As a example I have one input file sample.CSV which has 250 rows. ETL will process the file and make 3 outfiles sample1.CSV, sample2.CSV, sample3.CSV. First two files should have 100 rows each and 3rd file should contain last 50 rows.
Is this posible in datastage?

Hemant_Kulkarni · Post by **Hemant_Kulkarni** » Sun Jul 15, 2007 12:33 pm

I think you are on Unix.

I would use unix scripting to do this for me.

You can write a shell script to check the number of lines in the file (wc -l )
and for every 100 (or what ever may be the number of rows), write to a new file (using head & cut commands for example)

Hemant_Kulkarni · Post by **Hemant_Kulkarni** » Sun Jul 15, 2007 12:34 pm

I think you are on Unix.

I would use unix scripting to do this for me.

You can write a shell script to check the number of lines in the file (wc -l )
and for every 100 (or what ever may be the number of rows), write to a new file (using head & cut commands for example)

ray.wurlod · Post by **ray.wurlod** » Sun Jul 15, 2007 1:21 pm

Is the number of lines in the large CSV file known in advance, or arbitrary? Is there a maximum value that it may have? The answers to those questions will affect any suggested technique.

tsamui · Post by **tsamui** » Mon Jul 16, 2007 1:15 am

Thanks for the reply.

The number of lines is not known and maximum may be anything.

Is there any way I can divide one CSV file to four output CSV files?
If this is possible, that will be a good solution for me.

ArndW · Post by **ArndW** » Mon Jul 16, 2007 2:47 am

I would recomend using the UNIX split command and splitting the file into n-line or n-byte chunks. It is fast, effieicent and a builtin function in every UNIX flavor.

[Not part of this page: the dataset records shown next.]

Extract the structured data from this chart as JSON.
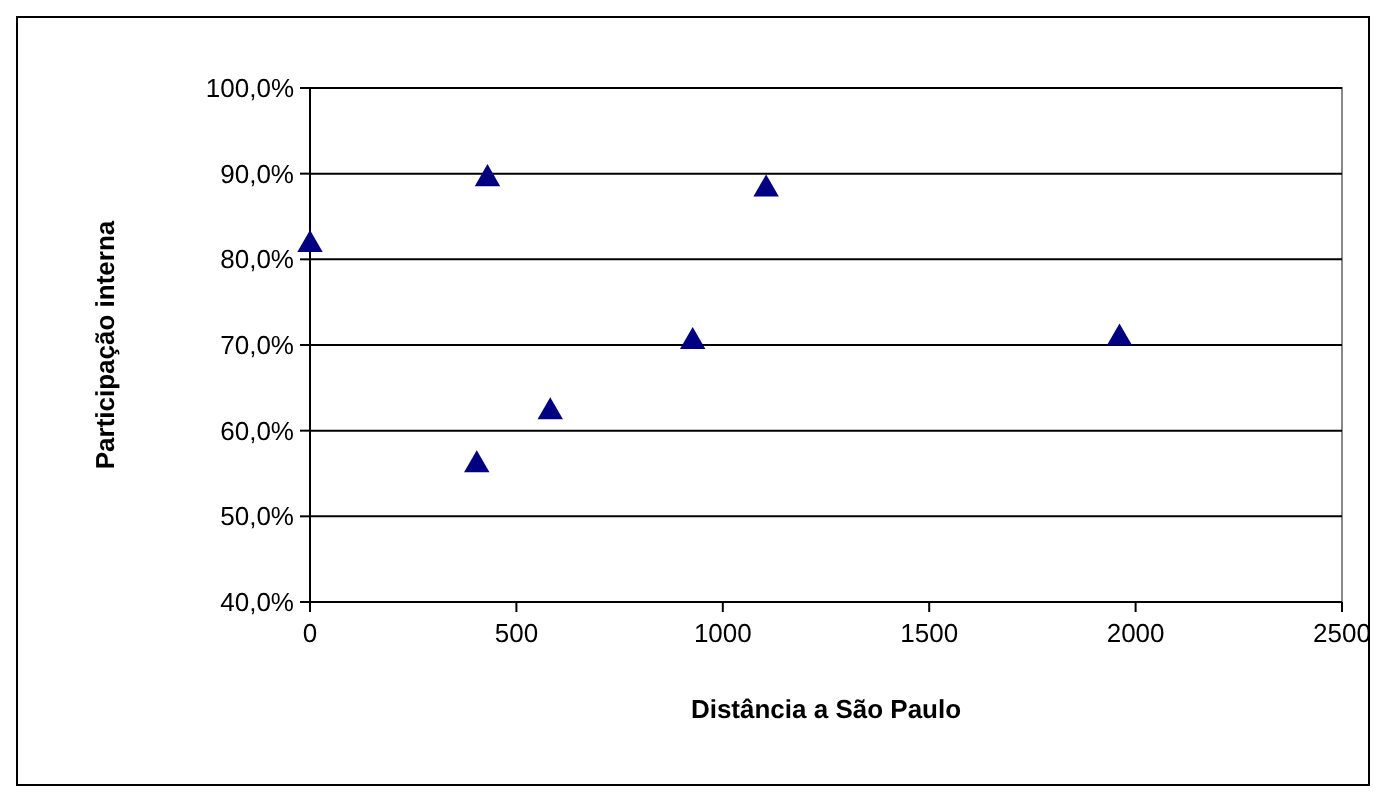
{
  "chart_data": {
    "type": "scatter",
    "xlabel": "Distância a São Paulo",
    "ylabel": "Participação interna",
    "x": [
      0,
      430,
      404,
      582,
      927,
      1105,
      1961
    ],
    "values": [
      81.7,
      89.4,
      56.0,
      62.2,
      70.4,
      88.2,
      70.8
    ],
    "color": "#000080",
    "marker": "triangle",
    "grid": "y",
    "xlim": [
      0,
      2500
    ],
    "xticks": [
      0,
      500,
      1000,
      1500,
      2000,
      2500
    ],
    "ylim": [
      40,
      100
    ],
    "yticks": [
      {
        "value": 40,
        "label": "40,0%"
      },
      {
        "value": 50,
        "label": "50,0%"
      },
      {
        "value": 60,
        "label": "60,0%"
      },
      {
        "value": 70,
        "label": "70,0%"
      },
      {
        "value": 80,
        "label": "80,0%"
      },
      {
        "value": 90,
        "label": "90,0%"
      },
      {
        "value": 100,
        "label": "100,0%"
      }
    ]
  }
}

katz · Post by **katz** » Mon Jul 16, 2007 5:16 am

If you're on UNIX, then you can start multiple concurrent readers of the same input csv file; one reader for each output file you want (e.g. 4). Use AWK to filter the set of rows in each reader based on the modulus of the input row, setting the filter in each reader for a different modulus value. For example, to break the input csv file into 4 output streams use the AWK commands:

Code: Select all

 awk 'NR%4 == 0'

Code: Select all

awk 'NR%4 == 1'

Code: Select all

awk 'NR%4 == 2'

Code: Select all

awk 'NR%4 == 3'

Place the AWK statements in the Filter command box of the reader sequential file stage (be sure to select Stage uses Filter commands), and use a different AWK statement in each. This way you can be certain that every input row goes through one, and only one reader.

Once you have filtered the input file into separate streams you can save them as mutiple csv files, with or without headers, as you want.

If you're on Windows, then there are versions of AWK available, but I don't have any experience with any of them so cannot advise on how well they work. In UNIX I have used the above technique to a read large sequential file in parallel.